World's hardest jigsaw
Assembling a unicolor 2000 piece puzzle using computer vision.

Project Description
I explore the problem of large space constraints satisfaction with mininal, noisy information - a topic important in Operations Research and scheduling amongst others. The question is: knowing dispersed, noisy information, in which order can you arrange something to result in a most coherent solution. To test some ideas on an application, I have decided to build a program that uses computer vision techniques to solve jigsaw puzzles using only the shapes of the edges. I have also always thought it would be very cool to display a single color Jigsaw puzzle. You can find the code repository on Github, or if you feel like solving this problemyourself, you can find the dataset (scanned copies of the jigsaw puzzle pieces, raw) here.
Skills
Computer Vision, Features Description, Feature Search, Conditional Probability, Multiprocessing, Profiling
Tools
Python, Jupyter, cv2, numpy, sympy, scikit-learn, Pillow, cProfile
Preparation Process
I’ve decided to purchase a 2000 pieces custom Jigsaw puzzle, from the first online vendor I could find who could provide that size. They had good ratings online, and they provided a nice web page tool which allowed me to pick a custom background color and add a photo. Since my customisations were very scarce, their customer care department reached out to make sure that I haven’t made a mistake.

Indexing, Digitizing
I was unaware if those pieces were unique or not, or if they were correctly assemblable. After a bit of pondering, I’ve decided to index, scan, and organize these pieces. The process was:
- Buy a 0.2 mm pen
- Buy a 20 drawers cabinet from Bunnings
- Add a little sticker to each drawer of that cabinet, starting at 1:100, 101:200, 201:300, etc..
- Number each piece sequentially, starting from 1
- For each numbered piece, add a horizontal line above.
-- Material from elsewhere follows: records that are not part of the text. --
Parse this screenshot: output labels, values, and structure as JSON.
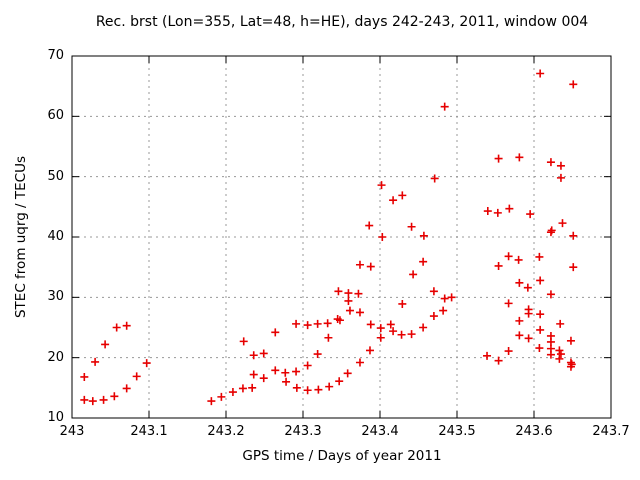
{
  "title": "Rec. brst (Lon=355, Lat=48, h=HE), days 242-243, 2011, window 004",
  "chart_data": {
    "type": "scatter",
    "title": "Rec. brst (Lon=355, Lat=48, h=HE), days 242-243, 2011, window 004",
    "xlabel": "GPS time / Days of year 2011",
    "ylabel": "STEC from uqrg / TECUs",
    "xlim": [
      243,
      243.7
    ],
    "ylim": [
      10,
      70
    ],
    "grid": true,
    "legend": false,
    "marker": "plus",
    "marker_color": "#e60000",
    "grid_color": "#989898",
    "axis_color": "#000000",
    "xticks": [
      {
        "v": 243.0,
        "label": "243"
      },
      {
        "v": 243.1,
        "label": "243.1"
      },
      {
        "v": 243.2,
        "label": "243.2"
      },
      {
        "v": 243.3,
        "label": "243.3"
      },
      {
        "v": 243.4,
        "label": "243.4"
      },
      {
        "v": 243.5,
        "label": "243.5"
      },
      {
        "v": 243.6,
        "label": "243.6"
      },
      {
        "v": 243.7,
        "label": "243.7"
      }
    ],
    "yticks": [
      {
        "v": 10,
        "label": "10"
      },
      {
        "v": 20,
        "label": "20"
      },
      {
        "v": 30,
        "label": "30"
      },
      {
        "v": 40,
        "label": "40"
      },
      {
        "v": 50,
        "label": "50"
      },
      {
        "v": 60,
        "label": "60"
      },
      {
        "v": 70,
        "label": "70"
      }
    ],
    "points": [
      [
        243.016,
        16.8
      ],
      [
        243.016,
        13.0
      ],
      [
        243.027,
        12.8
      ],
      [
        243.03,
        19.3
      ],
      [
        243.041,
        13.0
      ],
      [
        243.043,
        22.2
      ],
      [
        243.055,
        13.6
      ],
      [
        243.058,
        25.0
      ],
      [
        243.071,
        25.3
      ],
      [
        243.071,
        14.9
      ],
      [
        243.084,
        16.9
      ],
      [
        243.097,
        19.1
      ],
      [
        243.181,
        12.8
      ],
      [
        243.194,
        13.5
      ],
      [
        243.209,
        14.3
      ],
      [
        243.222,
        14.9
      ],
      [
        243.234,
        15.0
      ],
      [
        243.223,
        22.7
      ],
      [
        243.236,
        20.4
      ],
      [
        243.249,
        20.7
      ],
      [
        243.236,
        17.2
      ],
      [
        243.249,
        16.6
      ],
      [
        243.264,
        24.2
      ],
      [
        243.264,
        17.9
      ],
      [
        243.277,
        17.5
      ],
      [
        243.278,
        16.0
      ],
      [
        243.291,
        25.6
      ],
      [
        243.291,
        17.7
      ],
      [
        243.292,
        15.0
      ],
      [
        243.306,
        25.4
      ],
      [
        243.306,
        18.7
      ],
      [
        243.306,
        14.6
      ],
      [
        243.319,
        25.6
      ],
      [
        243.319,
        20.6
      ],
      [
        243.32,
        14.7
      ],
      [
        243.332,
        25.7
      ],
      [
        243.333,
        23.3
      ],
      [
        243.334,
        15.2
      ],
      [
        243.345,
        26.4
      ],
      [
        243.348,
        26.2
      ],
      [
        243.347,
        16.1
      ],
      [
        243.358,
        17.4
      ],
      [
        243.346,
        31.0
      ],
      [
        243.359,
        30.7
      ],
      [
        243.372,
        30.6
      ],
      [
        243.359,
        29.4
      ],
      [
        243.361,
        27.8
      ],
      [
        243.374,
        27.5
      ],
      [
        243.374,
        19.2
      ],
      [
        243.374,
        35.4
      ],
      [
        243.388,
        35.1
      ],
      [
        243.388,
        25.5
      ],
      [
        243.387,
        21.2
      ],
      [
        243.386,
        41.9
      ],
      [
        243.401,
        24.9
      ],
      [
        243.401,
        23.3
      ],
      [
        243.402,
        48.6
      ],
      [
        243.403,
        40.0
      ],
      [
        243.414,
        25.5
      ],
      [
        243.417,
        24.4
      ],
      [
        243.417,
        46.1
      ],
      [
        243.428,
        23.8
      ],
      [
        243.429,
        46.9
      ],
      [
        243.429,
        28.9
      ],
      [
        243.441,
        23.9
      ],
      [
        243.441,
        41.7
      ],
      [
        243.443,
        33.8
      ],
      [
        243.456,
        25.0
      ],
      [
        243.456,
        35.9
      ],
      [
        243.457,
        40.2
      ],
      [
        243.47,
        31.0
      ],
      [
        243.47,
        26.9
      ],
      [
        243.471,
        49.7
      ],
      [
        243.482,
        27.8
      ],
      [
        243.484,
        29.8
      ],
      [
        243.484,
        61.6
      ],
      [
        243.493,
        30.0
      ],
      [
        243.539,
        20.3
      ],
      [
        243.54,
        44.3
      ],
      [
        243.553,
        44.0
      ],
      [
        243.554,
        53.0
      ],
      [
        243.554,
        35.2
      ],
      [
        243.554,
        19.5
      ],
      [
        243.567,
        36.8
      ],
      [
        243.567,
        29.0
      ],
      [
        243.567,
        21.1
      ],
      [
        243.568,
        44.7
      ],
      [
        243.58,
        36.2
      ],
      [
        243.581,
        53.2
      ],
      [
        243.581,
        32.4
      ],
      [
        243.581,
        26.1
      ],
      [
        243.581,
        23.7
      ],
      [
        243.592,
        31.6
      ],
      [
        243.593,
        28.0
      ],
      [
        243.593,
        27.3
      ],
      [
        243.593,
        23.2
      ],
      [
        243.595,
        43.8
      ],
      [
        243.607,
        36.7
      ],
      [
        243.608,
        32.8
      ],
      [
        243.608,
        67.1
      ],
      [
        243.608,
        27.2
      ],
      [
        243.608,
        24.6
      ],
      [
        243.607,
        21.6
      ],
      [
        243.622,
        52.4
      ],
      [
        243.635,
        51.8
      ],
      [
        243.635,
        49.8
      ],
      [
        243.623,
        41.1
      ],
      [
        243.637,
        42.3
      ],
      [
        243.622,
        40.8
      ],
      [
        243.622,
        30.5
      ],
      [
        243.634,
        25.6
      ],
      [
        243.622,
        23.6
      ],
      [
        243.622,
        22.6
      ],
      [
        243.622,
        21.5
      ],
      [
        243.622,
        20.5
      ],
      [
        243.633,
        21.2
      ],
      [
        243.635,
        20.6
      ],
      [
        243.633,
        19.8
      ],
      [
        243.648,
        22.8
      ],
      [
        243.648,
        19.2
      ],
      [
        243.649,
        18.9
      ],
      [
        243.648,
        18.5
      ],
      [
        243.651,
        65.3
      ],
      [
        243.651,
        40.2
      ],
      [
        243.651,
        35.0
      ]
    ]
  }
}
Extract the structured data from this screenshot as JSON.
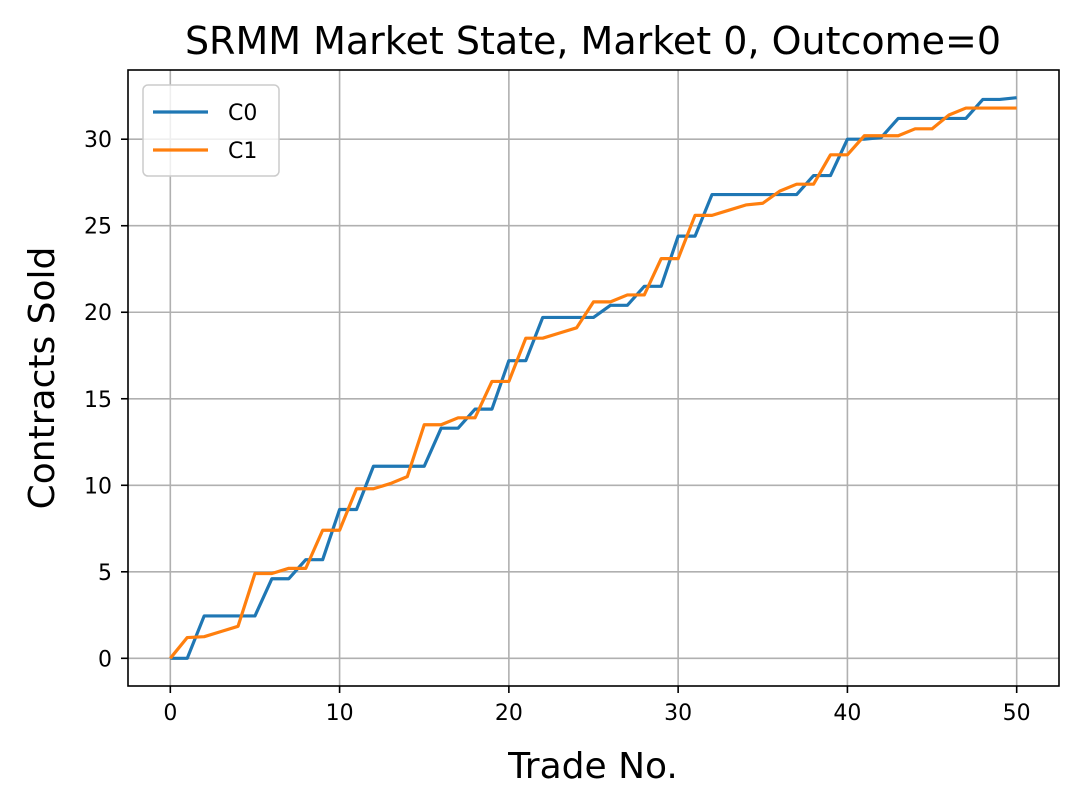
{
  "chart_data": {
    "type": "line",
    "title": "SRMM Market State, Market 0, Outcome=0",
    "xlabel": "Trade No.",
    "ylabel": "Contracts Sold",
    "xlim": [
      -2.5,
      52.5
    ],
    "ylim": [
      -1.6,
      34.0
    ],
    "xticks": [
      0,
      10,
      20,
      30,
      40,
      50
    ],
    "yticks": [
      0,
      5,
      10,
      15,
      20,
      25,
      30
    ],
    "grid": true,
    "legend_position": "top-left",
    "x": [
      0,
      1,
      2,
      3,
      4,
      5,
      6,
      7,
      8,
      9,
      10,
      11,
      12,
      13,
      14,
      15,
      16,
      17,
      18,
      19,
      20,
      21,
      22,
      23,
      24,
      25,
      26,
      27,
      28,
      29,
      30,
      31,
      32,
      33,
      34,
      35,
      36,
      37,
      38,
      39,
      40,
      41,
      42,
      43,
      44,
      45,
      46,
      47,
      48,
      49,
      50
    ],
    "series": [
      {
        "name": "C0",
        "color": "#1f77b4",
        "values": [
          0,
          0,
          2.45,
          2.45,
          2.45,
          2.45,
          4.6,
          4.6,
          5.7,
          5.7,
          8.6,
          8.6,
          11.1,
          11.1,
          11.1,
          11.1,
          13.3,
          13.3,
          14.4,
          14.4,
          17.2,
          17.2,
          19.7,
          19.7,
          19.7,
          19.7,
          20.4,
          20.4,
          21.5,
          21.5,
          24.4,
          24.4,
          26.8,
          26.8,
          26.8,
          26.8,
          26.8,
          26.8,
          27.9,
          27.9,
          30.0,
          30.0,
          30.1,
          31.2,
          31.2,
          31.2,
          31.2,
          31.2,
          32.3,
          32.3,
          32.4
        ]
      },
      {
        "name": "C1",
        "color": "#ff7f0e",
        "values": [
          0,
          1.2,
          1.25,
          1.55,
          1.85,
          4.9,
          4.9,
          5.2,
          5.2,
          7.4,
          7.4,
          9.8,
          9.8,
          10.1,
          10.5,
          13.5,
          13.5,
          13.9,
          13.9,
          16.0,
          16.0,
          18.5,
          18.5,
          18.8,
          19.1,
          20.6,
          20.6,
          21.0,
          21.0,
          23.1,
          23.1,
          25.6,
          25.6,
          25.9,
          26.2,
          26.3,
          27.0,
          27.4,
          27.4,
          29.1,
          29.1,
          30.2,
          30.2,
          30.2,
          30.6,
          30.6,
          31.4,
          31.8,
          31.8,
          31.8,
          31.8
        ]
      }
    ]
  }
}
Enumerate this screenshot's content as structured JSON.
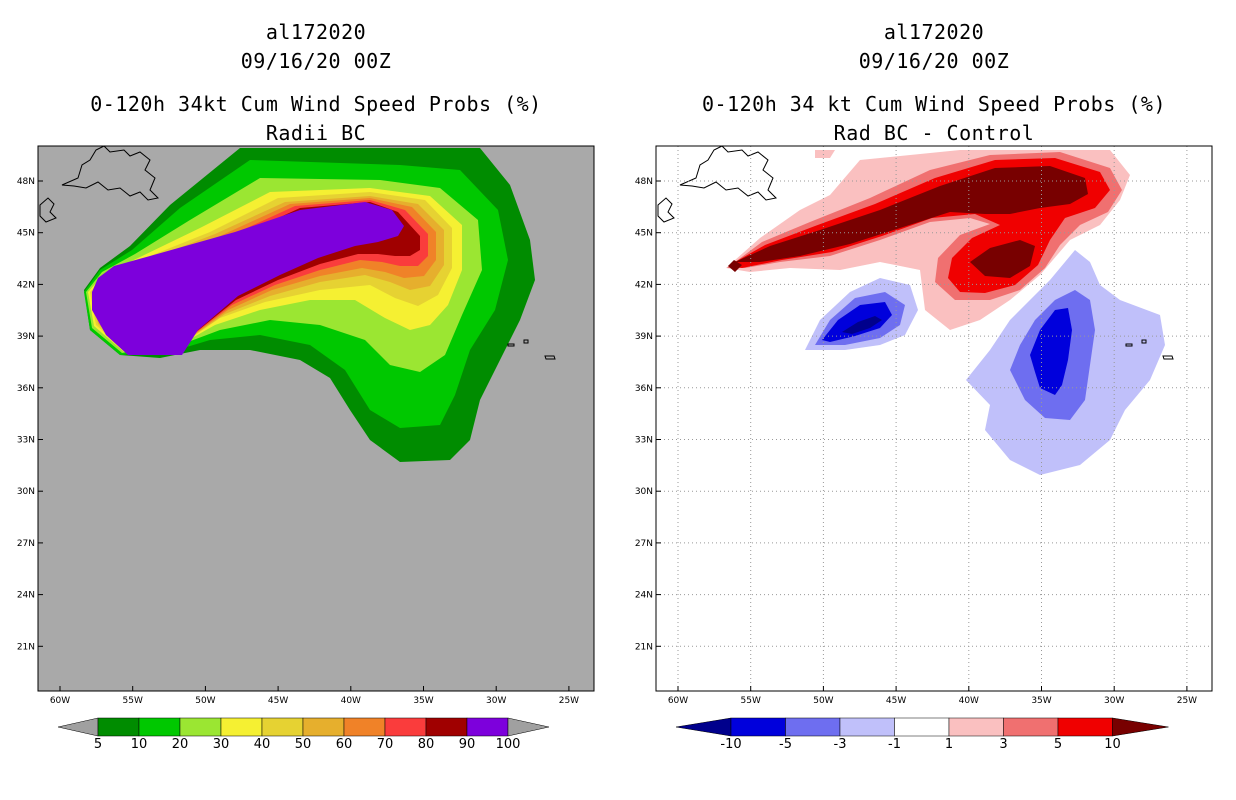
{
  "left_panel": {
    "storm_id": "al172020",
    "datetime": "09/16/20 00Z",
    "title": "0-120h 34kt Cum Wind Speed Probs (%)",
    "subtitle": "Radii BC",
    "background_color": "#a9a9a9",
    "colorbar": {
      "labels": [
        "5",
        "10",
        "20",
        "30",
        "40",
        "50",
        "60",
        "70",
        "80",
        "90",
        "100"
      ],
      "colors": [
        "#008c00",
        "#00c800",
        "#9be632",
        "#f5f032",
        "#e6d232",
        "#e6af2d",
        "#f08228",
        "#fa3c3c",
        "#a00000",
        "#7d00dc"
      ],
      "end_color": "#a0a0a0"
    }
  },
  "right_panel": {
    "storm_id": "al172020",
    "datetime": "09/16/20 00Z",
    "title": "0-120h 34 kt Cum Wind Speed Probs (%)",
    "subtitle": "Rad BC - Control",
    "background_color": "#ffffff",
    "colorbar": {
      "labels": [
        "-10",
        "-5",
        "-3",
        "-1",
        "1",
        "3",
        "5",
        "10"
      ],
      "colors": [
        "#0000dc",
        "#6e6ef0",
        "#c0c0fa",
        "#ffffff",
        "#fac0c0",
        "#f07070",
        "#f00000"
      ],
      "left_end_color": "#00008c",
      "right_end_color": "#780000"
    }
  },
  "axes": {
    "x_labels": [
      "60W",
      "55W",
      "50W",
      "45W",
      "40W",
      "35W",
      "30W",
      "25W"
    ],
    "y_labels": [
      "48N",
      "45N",
      "42N",
      "39N",
      "36N",
      "33N",
      "30N",
      "27N",
      "24N",
      "21N"
    ]
  }
}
This would then help define the baseline orientiation of the piece, and help resolve future problems (i.e. am I looking at a ‘9’ or an inverting ‘6’)
- Once all the pieces were numbered, put a batch of ~50 aligned pieces on the flatbed scanner
- Turn the lights off - you want to only rely on the flatbed scanner’s light source and not the ambient light in the room, since you only want the surface to be scanned (and not the depth of each puzzle piece)
- Scan the pieces - single channel BW
- Store the physical pieces in the appropriate drawer



With this done I now had few JPGs of the 2000 pieces, and my task now was to identify the pieces, and ‘glue them’ together.

Assembling
As soon as I was done from the tedious task of indexing, scanning, and storing all those pieces, it was time to start the real work. My thought process at this stage was not very clear and I knew the first step I had to do was to find the puzzle pieces. To do this, I opted to leverage OpenCV’s existing libraries which proved to be useful as it allowed me to blur, find thresholds, and detect contours quickly and easily. I’ve referred to the documentation and book a textbook from Amazon Computer Vision: Algorithms and Applications which I highly recommend.
Since the scanned copies had noise (dust) and since I had written the sequence of each piece, openCV returned a lot of connected components but I was only interested in the larger ones. To find these large ones, without hardcoding anything, I’ve relied on sklearn.cluster.KMeans
with n_clusters=2
to help me find the ‘large components - The resulting bounding box allowed me to divide this view into smaller chunks.
To assemble, the process was to :
- Find large components on each sheet of paper using
cv2.connectedComponents
and using this information to cut a bounding box - Draw individual contours in a new numpy array using
cv2.drawContours
- Look for the value closest to the array’s corners, to determine the piece’s corners. This populated the list of edges quickly, but incorrectly
- Build a GUI using OpenCV that allowed me to reposition the location of the corners
- Codify Top, Right, Down, Left into 0, 1, 2, 3 and rotations of 90, 180, 270 (clockwise) to 0, 1, 2
- Cut each piece into 4 sides, and rotate the sides n degrees to have them all parallel to a horizontal line using
sympy.geometry.geo
- any geometric modifications made to individual pieces were saved to a custom python dictionary that I’ve built.
Calculating features
I played around with the calculations of individual features and vectorized them. Surprisingly, the least descriptive feature was the most performing. my winning choice was [width, height, x_loc_of_higher_point]. I then calculated the distance of each vector vs. the remainder using a leangthy loop that I distributed using python’s multiprocessing
package and profiled using cProfile
- this helped me tremendously understand where there were bottlenecks in my code.
Solving the complete puzzle
Using conditional probability, I started looking for pieces that could satisfy multiple constraints at once, updating my beliefes at every point. Over time, assembling the puzle became a lot easier and less prone to recommendation errors.